A medida que pasan los años se desvanece la ingenuidad con la que en mi infancia solía ver el mundo. Me percato con cierto asombro de cómo la sociedad en su conjunto ha dejado de sentir. En ocasiones salgo a la calle y me encuentro perdida en una inhóspita cotidianidad. La gente empuja, grita, mira con recelo, apenas sonríe, parece que las palabras “perdón” y “gracias” se han convertido en términos “tabú”. La cortesía es objeto de burla, está pasada de moda. En cambio la mala educación es trending topic, y a menudo se camufla apelando a la libertad de expresión que, en estos días, es prácticamente imposible distinguirla de las faltas de respeto.

Se premian la agresividad, la competitividad sin escrúpulos, el ruido, la ignorancia. Hoy más que nunca, se premia la cobardía. Son valientes aquellos que, cobijados por el anonimato de las redes sociales, se asoman a Twitter y despotrican sobre lo que les parece injusto. A la gente se le llena la boca al hablar de derechos, de “sus derechos”, pero, ¿quién asume responsabilidades?, ¿quién menciona las obligaciones que van de la mano de cualquier derecho reclamado?

El mal humor, la ira y la frustración se palpan en el ambiente. La soberbia se ha convertido en el pan nuestro de cada día. La sociedad se ha inmunizado y ha normalizado las faltas de respeto. En este círculo vicioso de energías negativas, de pesimismo y desesperanza nos movemos todos.
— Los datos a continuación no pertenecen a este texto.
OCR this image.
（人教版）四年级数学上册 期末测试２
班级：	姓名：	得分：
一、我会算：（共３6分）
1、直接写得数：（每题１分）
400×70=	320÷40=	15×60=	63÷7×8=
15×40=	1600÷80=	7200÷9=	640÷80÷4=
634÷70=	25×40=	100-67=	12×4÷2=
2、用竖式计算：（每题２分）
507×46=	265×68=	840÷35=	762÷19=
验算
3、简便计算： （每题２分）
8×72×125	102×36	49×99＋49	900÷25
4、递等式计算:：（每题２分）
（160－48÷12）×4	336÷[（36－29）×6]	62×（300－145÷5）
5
Pero al llegar a casa, cuando nos quedamos a solas con nuestro auténtico ser, cuando no hay nadie al que culpar y el silencio nos pone cara a cara con nuestros pensamientos, aparecen los miedos. Miedo a nosotros mismos, miedo al futuro, miedo a lo inesperado. Solamente los verdaderos valientes aceptan el miedo sin volcar su angustia existencial en la persona que tienen al lado. En cambio, los cobardes ningunean a los demás y proyectan sus inseguridades y desarreglos emocionales en el otro. Quiero conservar la esperanza y creer que en esta vida todavía hay más valientes que cobardes.

Aunque sea un tópico, los problemas solo pueden solucionarse con amor. Lo que ocurre a gran escala es un reflejo de lo que sucede en las vidas de cada uno de nosotros. Si el individualismo llevado al extremo prevalece en las interacciones cotidianas, es de esperar que haya desigualdades, es de esperar que el odio y los celos campen a sus anchas, y que la bondad tan solo aparezca por arte de magia al final de los cuentos de hadas.

Últimamente contemplo perpleja cómo vamos construyendo un mundo basado en la ilusión del éxito personal, la prosperidad material, la vanidad y la avaricia, a costa de sacrificar el respeto, la empatía y la compasión. No habrá forma de paliar la desazón, el vacío que experimentamos en lo más profundo de nuestro ser, si no dejamos un hueco en nuestras vidas para la sensibilidad.